Not automatically. But the research suggests that repeated exposure to a flavor during pregnancy creates a kind of memory—a familiarity that makes the child less likely to reject that flavor when they encounter it later.
How long does this last? Does it fade?
That's what's remarkable. They tracked children at three weeks old and again at three years old, and the preference was still there. Whether it persists into adolescence or adulthood, they don't yet know.
Why does this matter more than, say, just feeding a child vegetables after they're born?
Because once a child develops an aversion to a taste, it's hard to undo. If you can establish familiarity before they're even born, you're working with their developing sensory system rather than against their established preferences.
The study used capsules, not whole vegetables. Does that feel like cheating?
Not really. The capsules deliver the flavor compounds—the actual chemical signals the fetus can sense. The form doesn't matter as much as the exposure itself.
What's the catch?
The sample was small.

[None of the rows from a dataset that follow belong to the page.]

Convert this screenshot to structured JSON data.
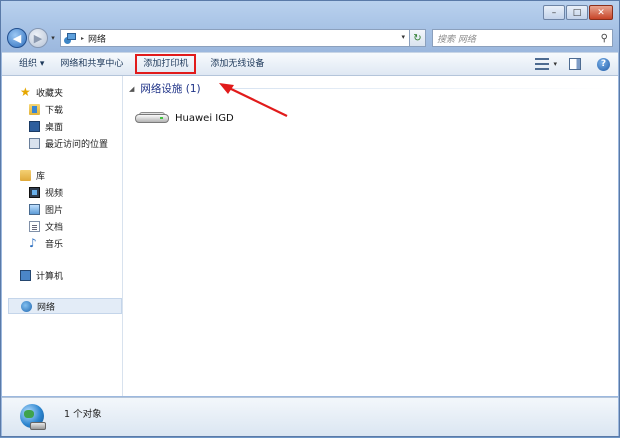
{
  "window": {
    "caption_buttons": {
      "minimize": "–",
      "maximize": "□",
      "close": "✕"
    }
  },
  "address_bar": {
    "breadcrumb": [
      "网络"
    ],
    "separator": "▸",
    "search_placeholder": "搜索 网络"
  },
  "toolbar": {
    "items": [
      "组织 ▾",
      "网络和共享中心",
      "添加打印机",
      "添加无线设备"
    ],
    "highlighted_index": 2,
    "view_arrow": "▾"
  },
  "nav_pane": {
    "favorites": {
      "label": "收藏夹",
      "items": [
        "下载",
        "桌面",
        "最近访问的位置"
      ]
    },
    "libraries": {
      "label": "库",
      "items": [
        "视频",
        "图片",
        "文档",
        "音乐"
      ]
    },
    "computer": "计算机",
    "network": "网络"
  },
  "content": {
    "group_title": "网络设施 (1)",
    "devices": [
      {
        "name": "Huawei IGD",
        "icon": "router-icon"
      }
    ]
  },
  "status_bar": {
    "text": "1 个对象"
  },
  "annotation": {
    "color": "#e11b1b"
  }
}
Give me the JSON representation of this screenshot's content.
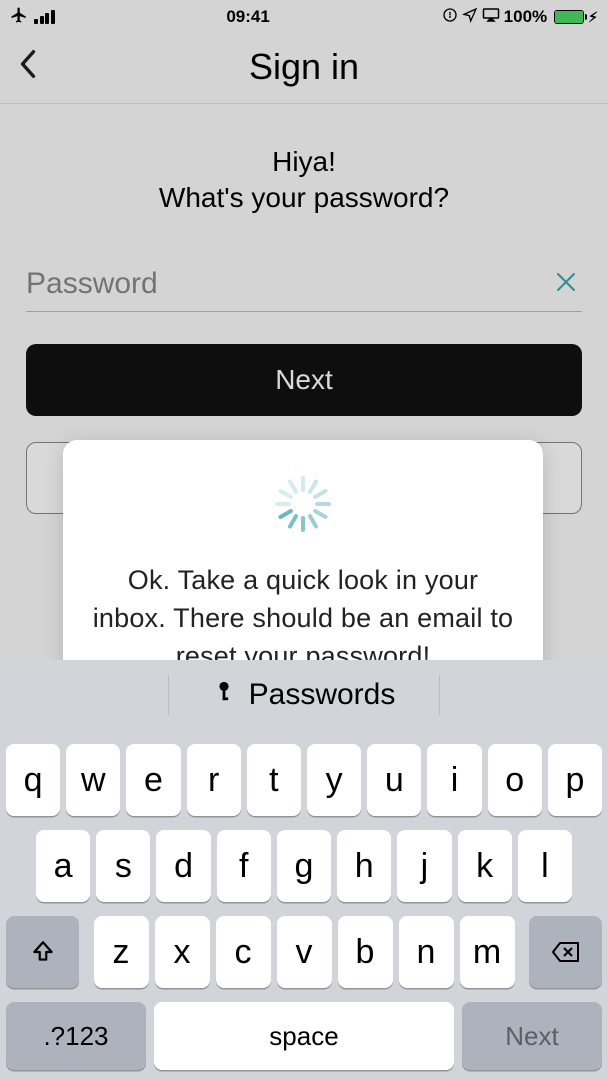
{
  "status_bar": {
    "time": "09:41",
    "battery_pct": "100%"
  },
  "header": {
    "title": "Sign in"
  },
  "content": {
    "greeting_line1": "Hiya!",
    "greeting_line2": "What's your password?",
    "password_placeholder": "Password",
    "next_label": "Next",
    "secondary_label": ""
  },
  "modal": {
    "text": "Ok. Take a quick look in your inbox. There should be an email to reset your password!"
  },
  "keyboard": {
    "suggestion": "Passwords",
    "row1": [
      "q",
      "w",
      "e",
      "r",
      "t",
      "y",
      "u",
      "i",
      "o",
      "p"
    ],
    "row2": [
      "a",
      "s",
      "d",
      "f",
      "g",
      "h",
      "j",
      "k",
      "l"
    ],
    "row3": [
      "z",
      "x",
      "c",
      "v",
      "b",
      "n",
      "m"
    ],
    "symbols_label": ".?123",
    "space_label": "space",
    "next_label": "Next"
  }
}
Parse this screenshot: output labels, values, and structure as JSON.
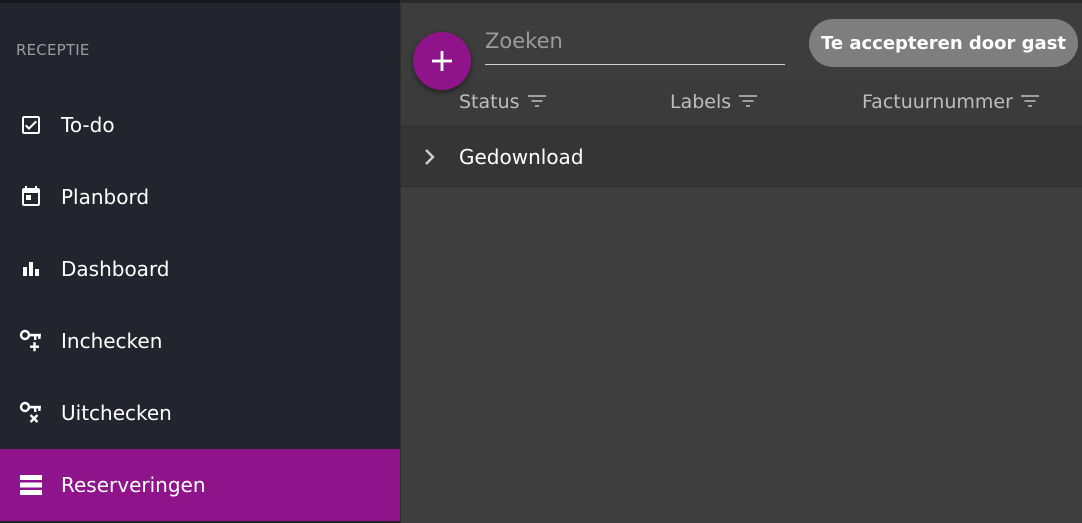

Reissland herself says they need much larger studies. And we don't know yet if this works for all vegetables, all populations, or if there are unintended consequences from other flavors—like those artificial sweeteners she mentioned.
Could this become standard prenatal care?
If larger studies confirm it, possibly. It's cheap, it's non-invasive, and it might nudge public health in a meaningful direction. But that's still several studies away.